Two factors exacerbate this problem. First, only those editing operations that use the clipboard can be undone; waveform redrawings or loop-marker relocations cannot be. Second, the way the back-up file system has been implemented is a bit weird. If Back-up Files has been selected from the Options menu, Sound Designer will automatically attempt to create a backup file whenever a sound file is opened. This is fine, but if there is not enough room to create the backup on the same disk as the original, the program just throws up its hands in dismay and announces that all changes will be permanent! Why not simply request that the user insert another disk on which to write the backup file?

Furthermore, even if a backup file has been created, it is always deleted after the sound file is closed, whether or not you've chosen to save the changes you made. Wouldn't it make more sense to leave the backup intact, as an insurance policy against second thoughts? As it stands, you should always make a copy of any sound file you intend to open before running Sound Designer. If that's not possible, use the Save As option to save it under a different filename immediately after the program has opened it.

There are just a few other minor annoyances. For instance, you would think that such a disk-based program would include an option to format disks, but Sound Designer does not. Also, markers occasionally have problems. When one is placed at the very end of a sound file and the scale is magnified a bit, it sometimes remains out of view, even if the window is scrolled as far to the right as possible. If you then click on the bottom-right corner of the window (where you know the marker should be), it might pop up, but that corner of the window will not be redrawn properly.

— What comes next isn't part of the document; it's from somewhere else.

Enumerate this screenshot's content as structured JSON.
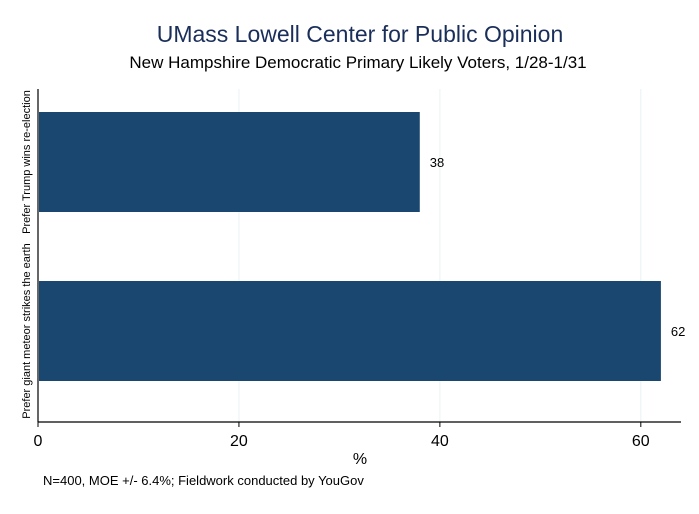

A more significant problem involves the loop markers: occasionally there is a discrepancy between the time shown in a loop marker's information box and the time initially displayed on its side of the loop window. Whatever the source of this ambiguity, you can eliminate it by calibrating the horizontal axis of the active editing window in terms of consecutive samples rather than subdivisions of time; the program permits this kind of calibration in either decimal or hexadecimal form.

Supported samplers

Sound Designer supports many of the most popular samplers on the market, including the Akai S700/X7000, Akai S900, Casio FZ-1, E-mu Systems Emax, Ensoniq EPS, Ensoniq Mirage/Multisampler, Korg DSS-1, Korg DSM-1, Roland S-10/S-220/MKS-100, Roland S-50, Sequential P-2000, Yamaha TX16W, and any machine using the MIDI Sample Dump Standard. The manual is very helpful in describing the MIDI "personalities" of each of these samplers. If you own any of them and an Atari ST, check this program out.

After receiving a BA in philosophy from (the notorious) Reed College some 13 years ago, Larry Herzberg continued to pursue his interest in existentialism by becoming a freelance musician, writer and MIDI programmer in Los Angeles. Bucking centuries of ST-LOG tradition, he lives with no cats, but does share his apartment with a rather robust potted palm.